Structure and function of selenium-labelled homotrimeric cyclopeptides. (a) The chemical structures of the cyclopeptide series bear an identical backbone but with side chains systematically increasing in size and hydrophobicity (from left to right). (b) Stimulation of the basal ATPase activity of purified P-gp. QZ-Ala (green) conferred the highest degree of stimulation (∼16-fold) relative to the basal activity, with an EC₅₀ value of 0.92 µM, followed by QZ-Val (blue; ∼7-fold). Data for verapamil (black), QZ-Leu (yellow) and QZ-Phe (red) are shown. (c) Inhibition of calcein-AM transport in P-gp-overexpressing CR1R12 cells. The same color scheme is applied for each compound as in (b) and the data were fitted using the Hill equation. The mean and SD of triple and quadruplet experiments are shown in (b) and (c), respectively.

Figure 2

Overview of mouse P-gp at 3.4 Å resolution. Magnified insets at different orientations are shown with the resulting 2mF _o − DF _c electron density (where m is the figure of merit and D is the σ_A weighting factor) contoured at 1σ; individual transmembrane helices are shown in different colors. TM1 is in red, TM2 is in orange, TM3 is in yellow, TM4 is in light green, TM5 is in sky blue, TM6 is in pink, TM7 is in dark brown, TM8 is in olive, TM9 is in light brown, TM10 is in forest, TM11 is in dark blue and TM12 in deep purple.

Figure 3

Overview of P-gp–cyclopeptide co-crystal structures. (a) Superposition of homotrimeric cyclopeptide compounds bound to P-gp, showing their relative location and orientation in the substrate-binding pocket. (b) Two orientations of subset A ligands (QZ-Ala and QZ-Val; displayed as sticks) bound in the substrate-binding pocket of P-gp. QZ-Ala is shown in green and QZ-Val in blue. (c) Two orientations of subset B ligands (QZ-Leu and QZ-Phe) bound in the substrate-binding pocket of P-gp. QZ-Leu is shown in yellow and QZ-Phe in red. (d) Close-up view of ligands, colored as in (b) and (c), with the resulting 2mF _o − DF _c electron density in blue (contour level of 1.0σ) and anomalous difference density peaks in pink (contour levels of 3.0σ for QZ-Ala, QZ-Va and Q-Phe and 4.0σ for QZ-Leu) for the Se atoms (orange spheres).

Figure 4

Key P-gp residues involved in binding homotrimeric cyclopeptides. Stereoviews of the binding pocket are shown perpendicular to the membrane and viewed from the cytosol.
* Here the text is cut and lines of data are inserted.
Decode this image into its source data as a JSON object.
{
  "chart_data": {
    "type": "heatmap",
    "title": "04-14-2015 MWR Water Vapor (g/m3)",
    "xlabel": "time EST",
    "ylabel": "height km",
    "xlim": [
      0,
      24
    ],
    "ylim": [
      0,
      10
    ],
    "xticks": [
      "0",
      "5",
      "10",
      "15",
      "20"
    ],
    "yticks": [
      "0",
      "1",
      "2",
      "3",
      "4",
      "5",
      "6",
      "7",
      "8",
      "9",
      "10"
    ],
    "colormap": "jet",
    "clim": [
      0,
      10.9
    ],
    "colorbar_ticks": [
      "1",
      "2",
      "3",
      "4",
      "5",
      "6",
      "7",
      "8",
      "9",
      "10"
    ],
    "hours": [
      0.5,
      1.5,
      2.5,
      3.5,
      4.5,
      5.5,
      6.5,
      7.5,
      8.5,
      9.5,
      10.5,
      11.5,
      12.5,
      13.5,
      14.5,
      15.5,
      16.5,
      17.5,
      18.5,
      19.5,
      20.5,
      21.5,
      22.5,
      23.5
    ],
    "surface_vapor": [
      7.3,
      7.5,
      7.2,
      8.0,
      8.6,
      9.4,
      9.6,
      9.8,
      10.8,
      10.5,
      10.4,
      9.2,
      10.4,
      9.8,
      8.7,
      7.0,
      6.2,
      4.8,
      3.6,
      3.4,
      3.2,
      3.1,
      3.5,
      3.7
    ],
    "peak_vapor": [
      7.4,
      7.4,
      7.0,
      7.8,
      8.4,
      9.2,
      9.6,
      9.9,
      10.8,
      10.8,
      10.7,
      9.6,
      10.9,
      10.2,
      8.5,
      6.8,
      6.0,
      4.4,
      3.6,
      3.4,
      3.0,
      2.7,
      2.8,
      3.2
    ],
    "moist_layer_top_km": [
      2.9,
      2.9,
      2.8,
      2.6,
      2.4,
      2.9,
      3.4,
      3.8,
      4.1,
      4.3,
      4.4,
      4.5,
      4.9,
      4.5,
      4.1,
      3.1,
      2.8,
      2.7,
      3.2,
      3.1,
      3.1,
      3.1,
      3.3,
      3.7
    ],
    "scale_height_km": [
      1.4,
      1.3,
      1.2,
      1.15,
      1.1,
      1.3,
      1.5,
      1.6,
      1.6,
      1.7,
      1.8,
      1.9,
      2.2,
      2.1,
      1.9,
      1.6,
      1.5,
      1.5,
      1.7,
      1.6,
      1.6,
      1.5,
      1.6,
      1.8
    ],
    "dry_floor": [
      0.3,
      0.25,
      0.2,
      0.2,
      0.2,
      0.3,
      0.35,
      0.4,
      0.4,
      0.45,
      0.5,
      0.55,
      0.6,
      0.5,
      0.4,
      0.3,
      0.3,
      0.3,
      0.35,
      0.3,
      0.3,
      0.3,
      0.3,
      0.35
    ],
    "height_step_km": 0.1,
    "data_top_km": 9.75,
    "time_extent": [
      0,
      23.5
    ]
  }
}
P-gp residues are shown as sticks, with those involved in binding subset A ligands colored yellow and those involved in binding subset B ligands colored magenta. The ligand coloring is consistent with that shown in Fig. 3 ▶; QZ-Ala, green; QZ-Val, blue; QZ-Leu, yellow; QZ-Phe, red.

Figure 5

Overview of the EH2 ligand-binding site and the ligand-induced movement of TM4. (a) The kinking of TM4 in response to subset A ligands is shown (blue ribbon) in comparison to its ‘straight’ topology in the subset B co-crystal structures (red ribbon). The position of QZ-Val ligands and the resulting 2mF _o − DF _c electron density (contoured at 1.0σ) are displayed. Residues Pro219 and Trp228 are shown as yellow spheres. (b) QZ-Val bound at the EH2 site with P-gp rendered as a molecular-surface representation. The resulting 2mF _o − DF _c electron density for the ligand is shown at a contour level of 1.0σ and the resulting anomalous difference peaks for the Se atoms (orange spheres) are shown at 3.5σ. The close-up inset view depicts the surrounding TM9 and TM12 as brown and purple sticks, respectively, and EH2 as black sticks. Residues in close vicinity to the ligand (Trp694, Phe990 and Tyr994) are labeled.